Os transponders 3SI estão sendo incorporados em tags EAS duras, CableLoks e produtos Spider Wrap feitos pela Alpha High Theft Solutions, uma empresa que a Checkpoint adquiriu em 2007. A Alpha é especializada em etiquetas EAS para produtos vulneráveis a roubo, de acordo com Seth Strauser, diretor sênior da Checkpoint. Como outras soluções de vigilância eletrônica de artigos, os produtos da Alpha podem disparar um alerta se forem detectados nas portas com leitores EAS (usando tecnologia magnética ou RF EAS). No entanto, diz ele, os varejistas ainda não tinham como saber se um produto estava se movendo pela loja ou quando e onde foi visto pela última vez.

Uma tag dura S3I EAS em um par de jeans
A outra lacuna da etiqueta EAS, segundo a companhia, é que um aspirante a ladrão poderia removê-la da mercadoria à qual está ligada, com o seu próprio destacador capaz de imitar com sucesso a ferramenta do varejista.

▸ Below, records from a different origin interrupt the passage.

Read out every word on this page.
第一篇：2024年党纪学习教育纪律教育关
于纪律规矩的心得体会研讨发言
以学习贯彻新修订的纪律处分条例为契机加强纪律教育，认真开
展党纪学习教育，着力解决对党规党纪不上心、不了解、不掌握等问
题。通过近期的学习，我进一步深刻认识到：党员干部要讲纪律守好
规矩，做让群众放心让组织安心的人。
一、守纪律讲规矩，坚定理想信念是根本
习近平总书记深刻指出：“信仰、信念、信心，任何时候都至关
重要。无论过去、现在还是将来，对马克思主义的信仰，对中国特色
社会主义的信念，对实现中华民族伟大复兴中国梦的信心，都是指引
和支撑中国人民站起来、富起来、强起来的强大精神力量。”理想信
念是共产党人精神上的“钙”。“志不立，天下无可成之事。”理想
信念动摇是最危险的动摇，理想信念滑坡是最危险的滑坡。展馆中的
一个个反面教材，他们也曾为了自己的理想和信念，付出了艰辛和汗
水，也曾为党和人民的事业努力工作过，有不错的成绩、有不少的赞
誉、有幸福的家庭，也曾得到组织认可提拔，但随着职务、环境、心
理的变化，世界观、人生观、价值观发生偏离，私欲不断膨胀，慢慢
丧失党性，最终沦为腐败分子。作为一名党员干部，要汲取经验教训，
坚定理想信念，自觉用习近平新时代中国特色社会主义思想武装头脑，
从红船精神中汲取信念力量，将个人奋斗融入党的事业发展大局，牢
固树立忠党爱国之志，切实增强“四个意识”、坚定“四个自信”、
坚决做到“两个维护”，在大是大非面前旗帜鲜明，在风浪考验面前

A versão S3I transmite uma chave eletrônica que deve ser reconhecida pelo destacador magnético S3I antes de retirar a tag do produto. Essa ação, junto com o registro de hora e data, é então armazenada no software.

A solução foi testada por várias empresas na América do Norte, Ásia e Europa por um período de seis meses ou menos. A empresa está atualmente em discussões com vários usuários do sistema.

Em primeiro lugar, diz Shobnah Patel, diretor global de gerenciamento de produtos da Checkpoint, um usuário poderia instalar os localizadores, normalmente em tetos. Um CableLok S3I ou uma tag dura seriam então ligadas a um produto e o número de série do código de barras impresso na unidade S3I estaria relacionado ao software S3I de identificação única, transmitido pelo seu transponder. O transponder recebe as IDs transmitidas pelos localizadores e encaminha os dados para um coordenador, também através de 800 MHz, que, em seguida, envia essa informação para um servidor, onde o software baseado em nuvem identifica a localização do dispositivo e determina se uma ação é necessária, como exibir um alerta. A localização e o alerta são exibidos no software baseado na nuvem, diz Patel, ou em um smartphone ou tablet Apple rodando o app S31. Além disso, o software fornece análises de app para ajudar a aumentar as vendas em lojas e determinar onde as mercadorias se encontram quando não estão na prateleira, aumentando assim a disponibilidade on-shelf e prevenindo furtos.